Identifying the right target
But whether a seasoned hand or an M&A debutant, Michel Driessen, EY’s transaction advisory services market leader for the UK and Ireland, believes any transaction should start with a company identifying the right target and market.
He says: “Businesses should review the geographic balance of their portfolios and consider how their M&A strategies should be adjusted to reflect a changing global economy so they can meet their growth and value aspirations. The changing global economy post the financial crisis means that previously held assumptions on where best to place your bets now need to be challenged.”
Mr Rizzo says, in addition to finding the right partner, management teams must have a clear strategy for running an enlarged company. “You have to have a definite, clear team in charge. Uncertainty as to who is in charge can be a recipe for disaster,” he says.
Most bankers will attest that there are a growing number of parties from corporate trade buyers to private equity companies running the rule over potential targets for next year, when a sharp pick-up in deals is expected.

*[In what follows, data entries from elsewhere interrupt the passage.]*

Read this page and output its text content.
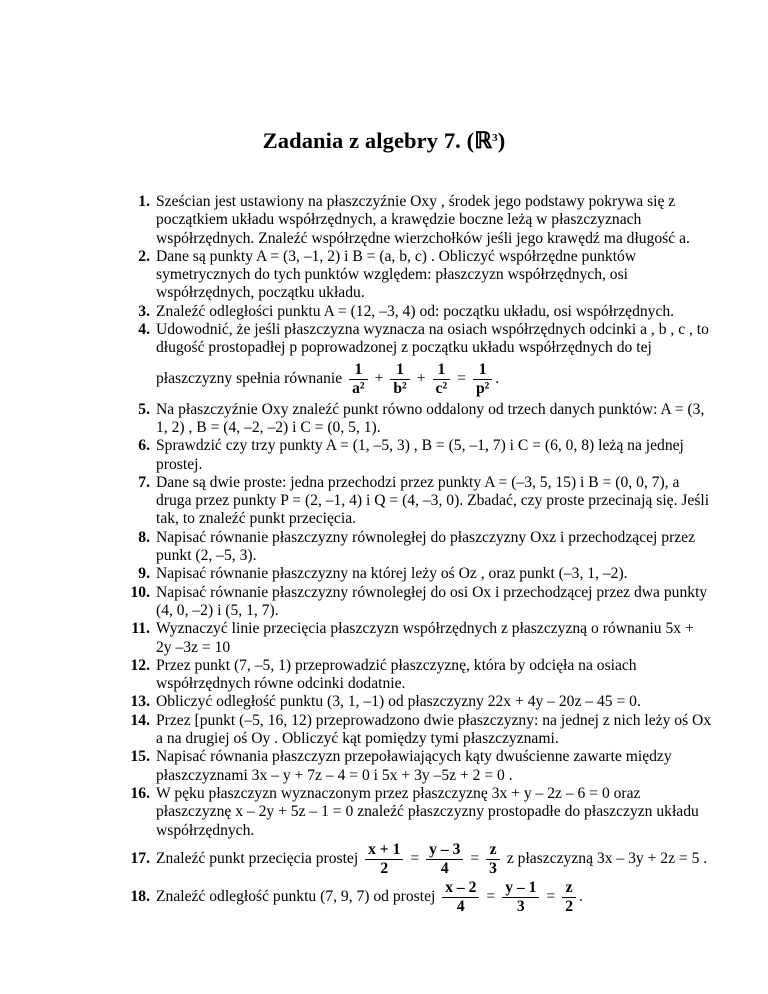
Zadania z algebry 7. (ℝ$^3$)
1. Sześcian jest ustawiony na płaszczyźnie Oxy , środek jego podstawy pokrywa się z początkiem układu współrzędnych, a krawędzie boczne leżą w płaszczyznach współrzędnych. Znaleźć współrzędne wierzchołków jeśli jego krawędź ma długość a.
2. Dane są punkty A = (3, –1, 2) i B = (a, b, c) . Obliczyć współrzędne punktów symetrycznych do tych punktów względem: płaszczyzn współrzędnych, osi współrzędnych, początku układu.
3. Znaleźć odległości punktu A = (12, –3, 4) od: początku układu, osi współrzędnych.
4. Udowodnić, że jeśli płaszczyzna wyznacza na osiach współrzędnych odcinki a , b , c , to długość prostopadłej p poprowadzonej z początku układu współrzędnych do tej
płaszczyzny spełnia równanie $\frac{1}{\text{a²}} + \frac{1}{\text{b²}} + \frac{1}{\text{c²}} = \frac{1}{\text{p²}}$ .
5. Na płaszczyźnie Oxy znaleźć punkt równo oddalony od trzech danych punktów: A = (3, 1, 2) , B = (4, –2, –2) i C = (0, 5, 1).
6. Sprawdzić czy trzy punkty A = (1, –5, 3) , B = (5, –1, 7) i C = (6, 0, 8) leżą na jednej prostej.
7. Dane są dwie proste: jedna przechodzi przez punkty A = (–3, 5, 15) i B = (0, 0, 7), a druga przez punkty P = (2, –1, 4) i Q = (4, –3, 0). Zbadać, czy proste przecinają się. Jeśli tak, to znaleźć punkt przecięcia.
8. Napisać równanie płaszczyzny równoległej do płaszczyzny Oxz i przechodzącej przez punkt (2, –5, 3).
9. Napisać równanie płaszczyzny na której leży oś Oz , oraz punkt (–3, 1, –2).
10. Napisać równanie płaszczyzny równoległej do osi Ox i przechodzącej przez dwa punkty (4, 0, –2) i (5, 1, 7).
11. Wyznaczyć linie przecięcia płaszczyzn współrzędnych z płaszczyzną o równaniu 5x + 2y –3z = 10
12. Przez punkt (7, –5, 1) przeprowadzić płaszczyznę, która by odcięła na osiach współrzędnych równe odcinki dodatnie.
13. Obliczyć odległość punktu (3, 1, –1) od płaszczyzny 22x + 4y – 20z – 45 = 0.
14. Przez [punkt (–5, 16, 12) przeprowadzono dwie płaszczyzny: na jednej z nich leży oś Ox a na drugiej oś Oy . Obliczyć kąt pomiędzy tymi płaszczyznami.
15. Napisać równania płaszczyzn przepoławiających kąty dwuścienne zawarte między płaszczyznami 3x – y + 7z – 4 = 0 i 5x + 3y –5z + 2 = 0 .
16. W pęku płaszczyzn wyznaczonym przez płaszczyznę 3x + y – 2z – 6 = 0 oraz płaszczyznę x – 2y + 5z – 1 = 0 znaleźć płaszczyzny prostopadłe do płaszczyzn układu współrzędnych.
17. Znaleźć punkt przecięcia prostej $\frac{x + 1}{2} = \frac{y - 3}{4} = \frac{z}{3}$ z płaszczyzną 3x – 3y + 2z = 5 .
18. Znaleźć odległość punktu (7, 9, 7) od prostej $\frac{x - 2}{4} = \frac{y - 1}{3} = \frac{z}{2}$ .
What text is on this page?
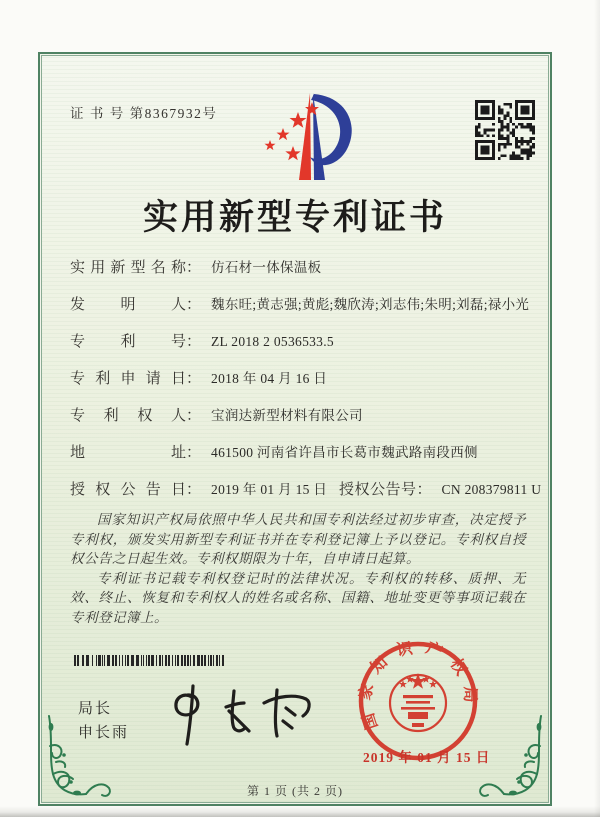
证 书 号 第8367932号
实用新型专利证书
实用新型名称 ： 仿石材一体保温板
发明人 ： 魏东旺;黄志强;黄彪;魏欣涛;刘志伟;朱明;刘磊;禄小光
专利号 ： ZL 2018 2 0536533.5
专利申请日 ： 2018 年 04 月 16 日
专利权人 ： 宝润达新型材料有限公司
地址 ： 461500 河南省许昌市长葛市魏武路南段西侧
授权公告日 ： 2019 年 01 月 15 日 授权公告号 ： CN 208379811 U

国家知识产权局依照中华人民共和国专利法经过初步审查，决定授予专利权，颁发实用新型专利证书并在专利登记簿上予以登记。专利权自授权公告之日起生效。专利权期限为十年，自申请日起算。

专利证书记载专利权登记时的法律状况。专利权的转移、质押、无效、终止、恢复和专利权人的姓名或名称、国籍、地址变更等事项记载在专利登记簿上。

局长
申长雨
国家知识产权局
2019 年 01 月 15 日
第 1 页 (共 2 页)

And this time round the M&A cycle is different to the last private equity-boom driven boom.
Now, there are more large cross-continent mergers with American and Asian companies propelling much of the M&A activity. Private equity groups, sitting on billions of funds raised during the past five years, are also willing and able to do deals.
J.P.Morgan’s Mr Lomer says the pipeline of deals for 2016 is “markedly up year-on-year”, but stresses that whatever the bid environment, companies should never underestimate the importance of discipline, particularly when it comes to valuations.
“The dynamic that can play out in times of high M&A activity are races towards end-games in industries where companies sense the strategic need to secure a pivotal asset. That’s an environment that can see takeover premia stretched,” he says.
“The true north for M&A has to be what is right for the customer? How do you use your company and merge it with another to offer your customer something fundamentally better than you could on a standalone basis?”